When the hard-won call comes, don’t fumble the opportunity:

  • Answer calls promptly. Pick up after the first or second ring whenever possible. Even if you have a receptionist, train others to serve as backups, answering any call that reaches a third ring.

  • Transfer calls as quickly as you answer them. Be prompt about getting the caller to the appropriate person in your business. If that person isn’t available, say so immediately. Offer to take a message, put the caller through to voice mail, or find someone else to help.

    On hold is a dangerous and costly place to leave valuable prospects.

  • Get everyone in your company to answer the phone in a consistent and professional manner. “Hello, this is John” is an appropriate business greeting only when the caller is specifically calling John. Otherwise, answer with the business name in addition to a personal name.

  • Ask your phone company to monitor and report on your hang-up rate. Multiple rings, lengthy hold times, and voice mail responses are reasons for callers to abandon their efforts to reach your business.

Consider placing mirrors near the phones if your business relies heavily on telephone contact. People instinctively smile at themselves in mirrors because it makes them look more attractive, and a smile also makes a voice more attractive — more natural, friendly, and enthusiastic. You’ll be able to hear the difference, and so will the person on the other end of the line.

First impressions of your small business by voice mail

A personal greeting, a meaningful message, and a commitment to prompt, personal follow-up are all it takes to turn voice mail from a personality-free and sometimes annoying fact of life to a pleasant and efficient means to present yourself and your message.
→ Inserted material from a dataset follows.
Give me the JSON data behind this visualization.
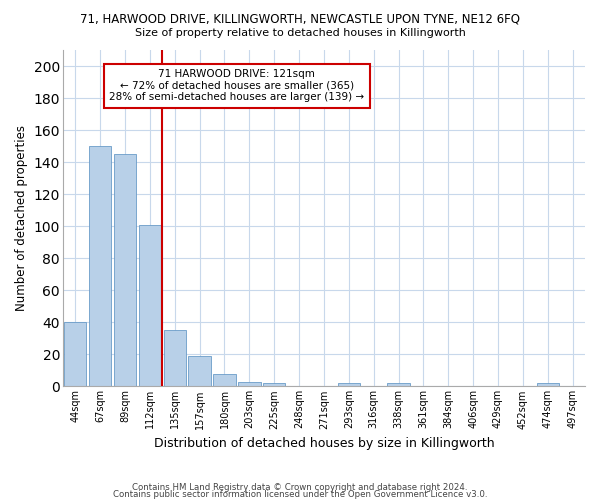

Follow these tips:

  • Record a greeting that accurately reflects your company’s image, update it regularly, and check for messages faithfully.

  • Make sure that your greeting includes your company name (or your own name if it’s a personal phone), indicates when you’ll return the call, and invites the caller to leave a message.

  • Encourage detailed messages. “Please leave a message of up to three minutes, and we’ll get back to you by day’s end.” If you encourage a lengthy message, the caller is more likely to convey complete information, reducing the need for telephone tag after the call.

  • Keep voice mail messages brief and friendly. Use wording that conveys your business purpose and personality, and offer no more than three options so callers can quickly jump to the option they seek.

    For example, your voice mail message might say, “Thank you for calling 20/20 Vision. We’re focusing on eye exams and frame selections right now, but please press 1 for our hours and location or press 2 to leave a message. We promise to call you back within the hour.”

    If possible, include the option of pressing zero to speak with a real, live person.

  • If you can’t fully respond to the caller’s request within the specified time period, call with a polite explanation and tell when you’ll have a response.

  • Voice mailboxes have limited storage capacity. Delete messages regularly to ensure that new messages can be stored.

  • Regularly call your own voice mail to see that it’s working and that the message is current.

The minute that your voice mail starts to sound like that of a big, faceless corporation, move quickly to put your small business personality back into it. Customers choose small businesses in large part for their personal touch. Don’t let voice mail or other systems encroach on that small business advantage.